Another characteristic aspect that process theology derives from Hartshorne is its decisive rejection of humanism as a satisfactory option for modern man. Hartshorne grounds all of reality and all meaningful human existence directly upon God. It is because of this feature that process theology constitutes a vigorous challenge and a viable alternative to the paradoxical views of the “God-is-dead” theologians. The “God-is-dead” theology has suggested that all talk about God should be abandoned because it is meaningless to modern man. However, virtually the entire platform of the death-of-God theology has been effectively rejected by process theology, primarily because Whitehead and Hartshorne have marked out a path that enables the process theologians to understand how it still might be possible and necessary for man to speak meaningfully about God. This stance of process theology in opposition to theological humanism might well prove to be its historically most significant feature.

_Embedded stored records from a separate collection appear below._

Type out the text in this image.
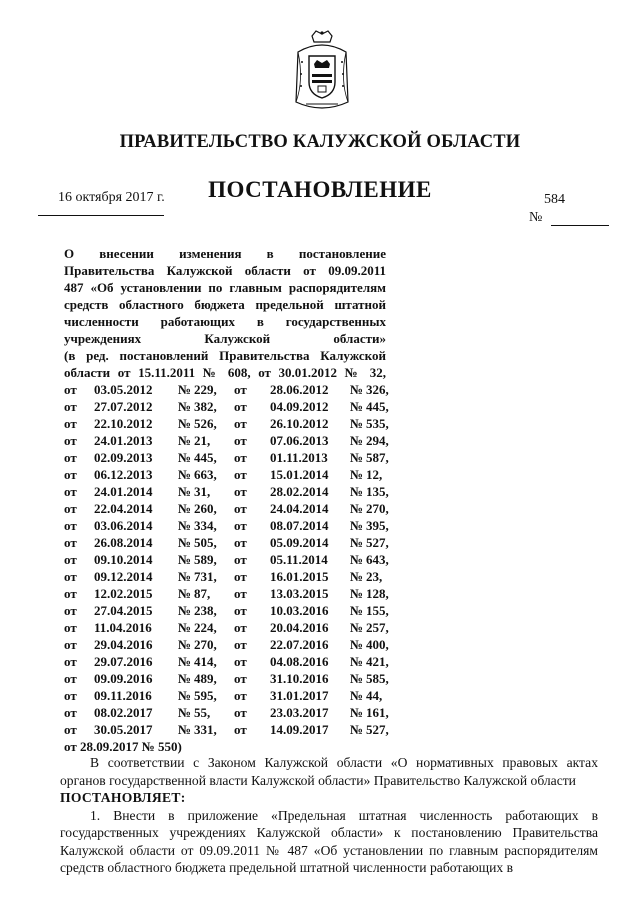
ПРАВИТЕЛЬСТВО КАЛУЖСКОЙ ОБЛАСТИ
ПОСТАНОВЛЕНИЕ
16 октября 2017 г.	584
№
О внесении изменения в постановление
Правительства Калужской области от 09.09.2011
487 «Об установлении по главным распорядителям
средств областного бюджета предельной штатной
численности работающих в государственных
учреждениях Калужской области»
(в ред. постановлений Правительства Калужской
области от 15.11.2011 № 608, от 30.01.2012 № 32,
от	03.05.2012	№ 229,	от	28.06.2012	№ 326,
от	27.07.2012	№ 382,	от	04.09.2012	№ 445,
от	22.10.2012	№ 526,	от	26.10.2012	№ 535,
от	24.01.2013	№ 21,	от	07.06.2013	№ 294,
от	02.09.2013	№ 445,	от	01.11.2013	№ 587,
от	06.12.2013	№ 663,	от	15.01.2014	№ 12,
от	24.01.2014	№ 31,	от	28.02.2014	№ 135,
от	22.04.2014	№ 260,	от	24.04.2014	№ 270,
от	03.06.2014	№ 334,	от	08.07.2014	№ 395,
от	26.08.2014	№ 505,	от	05.09.2014	№ 527,
от	09.10.2014	№ 589,	от	05.11.2014	№ 643,
от	09.12.2014	№ 731,	от	16.01.2015	№ 23,
от	12.02.2015	№ 87,	от	13.03.2015	№ 128,
от	27.04.2015	№ 238,	от	10.03.2016	№ 155,
от	11.04.2016	№ 224,	от	20.04.2016	№ 257,
от	29.04.2016	№ 270,	от	22.07.2016	№ 400,
от	29.07.2016	№ 414,	от	04.08.2016	№ 421,
от	09.09.2016	№ 489,	от	31.10.2016	№ 585,
от	09.11.2016	№ 595,	от	31.01.2017	№ 44,
от	08.02.2017	№ 55,	от	23.03.2017	№ 161,
от	30.05.2017	№ 331,	от	14.09.2017	№ 527,
от 28.09.2017 № 550)

В соответствии с Законом Калужской области «О нормативных правовых актах органов государственной власти Калужской области» Правительство Калужской области

ПОСТАНОВЛЯЕТ:

1. Внести в приложение «Предельная штатная численность работающих в государственных учреждениях Калужской области» к постановлению Правительства Калужской области от 09.09.2011 № 487 «Об установлении по главным распорядителям средств областного бюджета предельной штатной численности работающих в
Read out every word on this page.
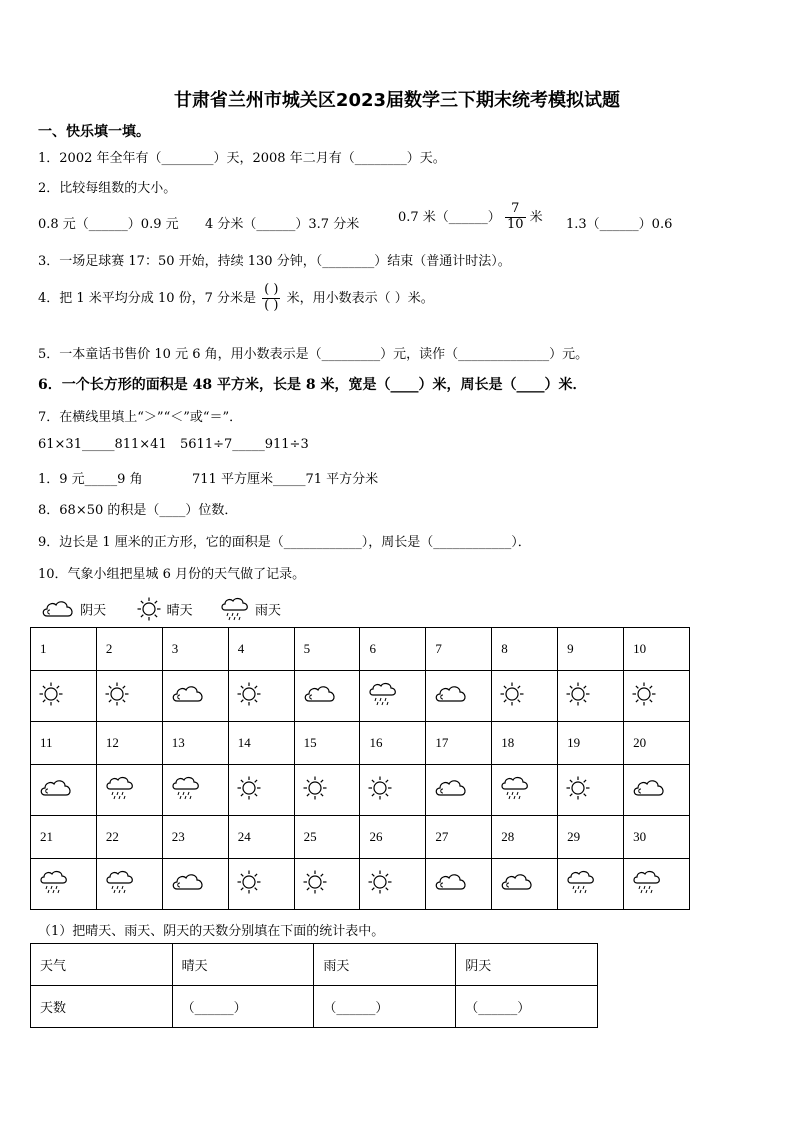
甘肃省兰州市城关区2023届数学三下期末统考模拟试题
一、快乐填一填。
1．2002 年全年有（________）天，2008 年二月有（________）天。
2．比较每组数的大小。
0.8 元（______）0.9 元 4 分米（______）3.7 分米	0.7 米（______） $\frac{7}{10}$ 米 1.3（______）0.6
3．一场足球赛 17：50 开始，持续 130 分钟，（________）结束（普通计时法）。
4．把 1 米平均分成 10 份，7 分米是 $\frac{( )}{( )}$ 米，用小数表示（ ）米。
5．一本童话书售价 10 元 6 角，用小数表示是（_________）元，读作（______________）元。
6．一个长方形的面积是 48 平方米，长是 8 米，宽是（____）米，周长是（____）米．
7．在横线里填上“＞”“＜”或“＝”．
61×31_____811×41 5611÷7_____911÷3
1．9 元_____9 角	711 平方厘米_____71 平方分米
8．68×50 的积是（____）位数．
9．边长是 1 厘米的正方形，它的面积是（____________），周长是（____________）．
10．气象小组把星城 6 月份的天气做了记录。
阴天	晴天	雨天
1	2	3	4	5	6	7	8	9	10

11	12	13	14	15	16	17	18	19	20

21	22	23	24	25	26	27	28	29	30

（1）把晴天、雨天、阴天的天数分别填在下面的统计表中。
天气	晴天	雨天	阴天
天数	（______）	（______）	（______）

Hartshorne’s treatment of the question of human immortality has also left its mark upon process theology. Because he doubts that there is any continuation of personal human experiences after death, he forcefully challenges all the traditional notions of life after death, including the doctrines of heaven and hell. Hartshorne’s view of immortality is neither the humanistic one of immortality through posterity nor the Greek one of an immortal soul nor the biblical one of bodily resurrection but a very special one of being eternally remembered in the mind of God. This view stresses the unique, once-for-all, everlastingly significant meaning of this present human life. It thus accords well with the emphasis of process and other types of contemporary theology on what John Baillie called “the proper claims of earth.” Process theology is emphatically positive in its evaluation of the character and importance of this present human life. It joins cause with the contemporary theologies that celebrate the possibilities and achievements of man’s total secular life and that abominate a narrow religious isolationism. Consequently, process theology is helping to pave the way into new and still largely unexplored realms of interpretation of the nature of man’s ethical life under God in this present world.


1. Charles Hartshorne, Man’s Vision of God and the Logic of Theism (Chicago: Willett, Clark & Co., 1941), p. xviii.

2. Ralph F. James, The Concrete God: A New Beginning for Theology — The Thought of Charles Hartshorne (Indianapolis: The Hobbs-Merrill Company, 1967). Part I provides a useful analysis of the influence upon Hartshorne of Husserl, Heidegger, Charles Sanders Peirce, and Alfred North Whitehead.

3. Charles Hartshorne, The Logic of Perfection and Other Essays in Neoclassical Metaphysics (LaSalle, Ill.: Open Court Pub. Co., 1962), pp. viii-ix

4. Ibid.

5. Man’s Vision of God, p. xviii.

6. Charles Hartshorne, Reality as Social Process: Studies in Metaphysics and Religion (Glencoe, Ill.: The Free Press; Boston: Beacon Press, 1953), pp. 19-23.